Glenda Lucena is lecturer in music in ballet and director of the Precollege Ballet Program at the Indiana University Jacobs School of Music.
Born in Venezuela, Lucena began her studies at the Valencia State Ballet School and furthered her training as a scholarship student at the American Ballet Theatre School in New York City. Lucena’s teachers included Nina Nikanorova, Erik Volodin, Inna Zubkovskaya, Asav Messerer, Sofia Golovkina, Leon Danilian, Alexander Minz, Alexandra Danilova, Valentina Pereslayevec, and Jose Parés, among others.
Lucena returned to Valencia to start her professional career and was invited to dance as a soloist with the Ballet Metropolitano de Caracas. She also performed with the Ballet Nacional Teresa Carreño then worked for two years with the Ballet Nacional de Venezuela. There, she performed solo and principal roles and later served as both assistant to the artistic director and ballet mistress of the company.
Following that, she worked with Ballet Fundacion Arte Nuevo in Barquisimeto, Venezuela, where, for three years, she not only was a principal dancer and ballet mistress, but also the artistic director. She went on to serve as the academic director for the Choreographic Center for the Arts and the Arts Foundation in Barquisimeto.
Lucena’s extensive repertoire includes such ballets as Don Quixote, Le Corsaire, Giselle, Coppélia, The Nutcracker, The Firebird, Romeo and Juliet, Les Sylphides, Blue Bird, Diana and Acteon, La Fille mal Gardée, Flames of Paris, and contemporary works by Serviliano Gallardo, among others. During her professional career, she participated in many international ballet festivals and ballet pedagogy seminars in such places as Varna, Bulgaria; Moscow, Russia; Jackson, Mississippi; and Venezuela, cultivating an even broader palette in different ballet lineages and teaching methods.

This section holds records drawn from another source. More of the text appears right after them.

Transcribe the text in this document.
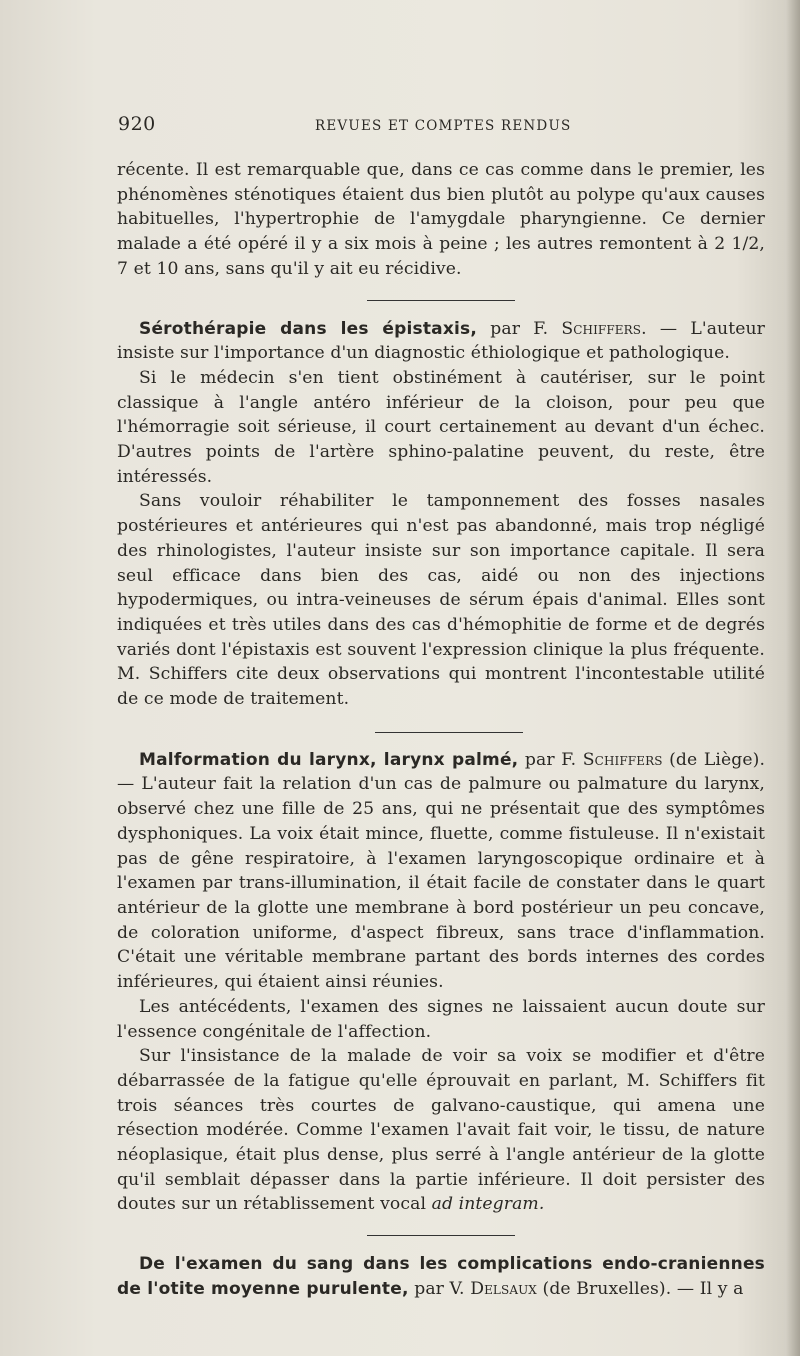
920	REVUES ET COMPTES RENDUS

récente. Il est remarquable que, dans ce cas comme dans le premier, les phénomènes sténotiques étaient dus bien plutôt au polype qu'aux causes habituelles, l'hypertrophie de l'amygdale pharyngienne. Ce dernier malade a été opéré il y a six mois à peine ; les autres remontent à 2 1/2, 7 et 10 ans, sans qu'il y ait eu récidive.

Sérothérapie dans les épistaxis, par F. Schiffers. — L'auteur insiste sur l'importance d'un diagnostic éthiologique et pathologique.

Si le médecin s'en tient obstinément à cautériser, sur le point classique à l'angle antéro inférieur de la cloison, pour peu que l'hémorragie soit sérieuse, il court certainement au devant d'un échec. D'autres points de l'artère sphino-palatine peuvent, du reste, être intéressés.

Sans vouloir réhabiliter le tamponnement des fosses nasales postérieures et antérieures qui n'est pas abandonné, mais trop négligé des rhinologistes, l'auteur insiste sur son importance capitale. Il sera seul efficace dans bien des cas, aidé ou non des injections hypodermiques, ou intra-veineuses de sérum épais d'animal. Elles sont indiquées et très utiles dans des cas d'hémophitie de forme et de degrés variés dont l'épistaxis est souvent l'expression clinique la plus fréquente. M. Schiffers cite deux observations qui montrent l'incontestable utilité de ce mode de traitement.

Malformation du larynx, larynx palmé, par F. Schiffers (de Liège). — L'auteur fait la relation d'un cas de palmure ou palmature du larynx, observé chez une fille de 25 ans, qui ne présentait que des symptômes dysphoniques. La voix était mince, fluette, comme fistuleuse. Il n'existait pas de gêne respiratoire, à l'examen laryngoscopique ordinaire et à l'examen par trans-illumination, il était facile de constater dans le quart antérieur de la glotte une membrane à bord postérieur un peu concave, de coloration uniforme, d'aspect fibreux, sans trace d'inflammation. C'était une véritable membrane partant des bords internes des cordes inférieures, qui étaient ainsi réunies.

Les antécédents, l'examen des signes ne laissaient aucun doute sur l'essence congénitale de l'affection.

Sur l'insistance de la malade de voir sa voix se modifier et d'être débarrassée de la fatigue qu'elle éprouvait en parlant, M. Schiffers fit trois séances très courtes de galvano-caustique, qui amena une résection modérée. Comme l'examen l'avait fait voir, le tissu, de nature néoplasique, était plus dense, plus serré à l'angle antérieur de la glotte qu'il semblait dépasser dans la partie inférieure. Il doit persister des doutes sur un rétablissement vocal ad integram.

De l'examen du sang dans les complications endo-craniennes de l'otite moyenne purulente, par V. Delsaux (de Bruxelles). — Il y a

Lucena was invited in 1994 to join the artistic staff of Miami City Ballet, one of the top-ranked ballet companies in the United States. She initially taught for both the Miami City Ballet Company and its school. After three years, she was promoted to ballet mistress for the company. Lucena continued to teach classes but also rehearsed and coached the company, which included many of George Balanchine’s works in its repertoire.
While at Miami City Ballet, she also served as children’s ballet mistress for the company’s production of Balanchine’s The Nutcracker, in which she was responsible for auditioning, teaching, and coaching four different casts of children. There were 100 students in each cast, with five different productions in five different southern Florida counties. She continued her work with the Miami City Ballet School alongside her work with the company and was deeply involved in its annual student workshop.
In 2001, Lucena joined Gulfshore Ballet and shared artistic responsibilities with company founder Melinda Roy, who is a former principal dancer with New York City Ballet. Over the next several years, Lucena had many guest engagements as a professional teacher around the United States and abroad, most notably, being invited as a guest teacher at The Royal Ballet School in London.
During summers, Lucena is on faculty at the Chautauqua Institution, where she serves as ballet mistress for the Dance Program and teaches, rehearses, and coaches many young, talented ballet students. She also teaches for the resident ballet company at the Chautauqua Institution, North Carolina Dance Theatre, a company directed by former IU ballet faculty Jean-Pierre Bonnefoux and Patricia McBride.
The Jacobs School of Music has invited Lucena as a guest faculty member numerous times since 2004. That first fall, she taught classes and served as ballet mistress for IU Ballet Theater’s (IUBT) performance of George Balanchine's Sonatine. In fall 2005, IUBT performed her original choreography, Winds from the South, with music by Ernesto Lecuona, and for the same performance, she also staged Victor Gsovsky's Grand Pas Classique.
The following year at IU’s Fall Ballet, Lucena staged Marius Petipa’s Paquita. In the spring of 2012, she worked with ballet chair Michael Vernon to stage IUBT’s new full-length production of Tchaikovsky’s The Sleeping Beauty, and in fall 2013, Violette Verdy invited her to stage and serve as ballet mistress for Verdy’s Variations for Eight. Lucena also staged part of Petipa’s La Bayadère for IUBT.